Tensions between Madrid and Barcelona have increased lately, with Sánchez refusing to engage in talks with Catalan president Quim Torra, whom he accuses of failing to condemn street violence by some of those who have been protesting against the supreme court verdict.

Those clashes between police and demonstrators have caused many to question the independence movement’s insistence that it is peaceful. On Monday, the president of the influential Catalan National Assembly, Elisenda Paluzie, appeared to endorse the violence by saying it “makes the conflict visible” outside Spain.

Addressing the same issue, before Paluzie had made her comments, Cuixart said: “Of course [the violence] worries us, as we have always done we condemn any act of violence, of material damage or physical violence against people – whether it’s exercised by a minority who don’t represent us or by the police.”

Divisions

That violence has also highlighted divisions within the independence movement, particularly between its rank-and-file activists and the political parties representing them, two of which govern the Catalan region in coalition, Together for Catalonia (JxCat) and the Catalan Republican Left (ERC).
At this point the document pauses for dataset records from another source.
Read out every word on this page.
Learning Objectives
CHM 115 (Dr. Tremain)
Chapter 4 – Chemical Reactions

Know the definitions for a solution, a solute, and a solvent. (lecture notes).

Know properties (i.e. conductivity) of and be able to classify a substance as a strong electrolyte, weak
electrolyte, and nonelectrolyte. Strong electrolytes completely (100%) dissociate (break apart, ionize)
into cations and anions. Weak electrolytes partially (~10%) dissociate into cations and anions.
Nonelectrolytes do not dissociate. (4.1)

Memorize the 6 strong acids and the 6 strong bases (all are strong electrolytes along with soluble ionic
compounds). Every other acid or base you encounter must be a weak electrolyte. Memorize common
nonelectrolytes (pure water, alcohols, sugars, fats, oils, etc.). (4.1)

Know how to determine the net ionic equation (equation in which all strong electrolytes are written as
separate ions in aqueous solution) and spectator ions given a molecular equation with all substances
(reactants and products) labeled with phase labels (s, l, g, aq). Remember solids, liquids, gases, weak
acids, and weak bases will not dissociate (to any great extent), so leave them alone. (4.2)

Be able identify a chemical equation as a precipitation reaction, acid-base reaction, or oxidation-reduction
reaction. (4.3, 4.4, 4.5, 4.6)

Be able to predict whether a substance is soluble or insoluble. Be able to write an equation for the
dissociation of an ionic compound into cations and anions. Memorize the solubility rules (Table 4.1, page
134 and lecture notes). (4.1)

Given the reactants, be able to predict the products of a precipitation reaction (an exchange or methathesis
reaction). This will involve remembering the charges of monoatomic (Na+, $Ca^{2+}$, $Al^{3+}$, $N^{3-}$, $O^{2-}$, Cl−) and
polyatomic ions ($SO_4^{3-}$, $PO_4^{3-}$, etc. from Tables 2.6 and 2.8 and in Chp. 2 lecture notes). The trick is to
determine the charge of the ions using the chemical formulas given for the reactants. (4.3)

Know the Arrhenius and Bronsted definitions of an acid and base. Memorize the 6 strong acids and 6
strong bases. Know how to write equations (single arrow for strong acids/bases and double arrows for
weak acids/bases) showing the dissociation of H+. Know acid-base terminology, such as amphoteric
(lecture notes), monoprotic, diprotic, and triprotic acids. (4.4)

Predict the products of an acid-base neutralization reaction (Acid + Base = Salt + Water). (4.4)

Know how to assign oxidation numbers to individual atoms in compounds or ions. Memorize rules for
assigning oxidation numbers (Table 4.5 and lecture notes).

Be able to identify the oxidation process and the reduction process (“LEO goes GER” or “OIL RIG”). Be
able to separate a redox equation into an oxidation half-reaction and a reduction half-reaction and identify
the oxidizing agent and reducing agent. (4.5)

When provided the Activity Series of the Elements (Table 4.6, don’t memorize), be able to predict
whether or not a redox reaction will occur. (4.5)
Cuixart suggests that these parties have been holding back the will of many Catalans.

“The Catalan institutions and political parties have to be consistent, because they have the democratic legitimacy of the ballot box and they can’t pass certain responsibilities on to civil society,” he said. “We are activists and we will keep on pressuring the politicians – in Barcelona and in Madrid – so that they listen to the voice of the people and offer solutions.”

Some nationalist politicians have suggested that the independence movement, which polls suggest represents about half of Catalans, should acknowledge strategic errors in its unilateral attempt to secede, via a chaotic referendum, two years ago. The Catalan foreign minister, Alfred Bosch, told The Irish Times in September that “what happened in October 2017 cannot be repeated”. However, Cuixart is reluctant to accept that in hindsight he and others could have acted differently. Instead he focuses on the response of the Spanish authorities.

“Maybe our mistake was to think that the state had changed and would act in a democratic way,” he said.

The independence movement has constantly sought to place the Catalan crisis on the international stage and Cuixart and his convicted colleagues are planning to take their case to the European Court of Human Rights.

In the meantime, he believes that independence remains an attainable goal.

“The causes of this desire [for independence], far from disappearing, are more present than ever, due to repression and, for example, the lack of structural investment in Catalonia which impairs social services and public policy,” he said.

“For that reason, independence has great support and sooner or later the Catalan Republic will be a reality. In the future we hope to be a great ally of the Irish Republic.”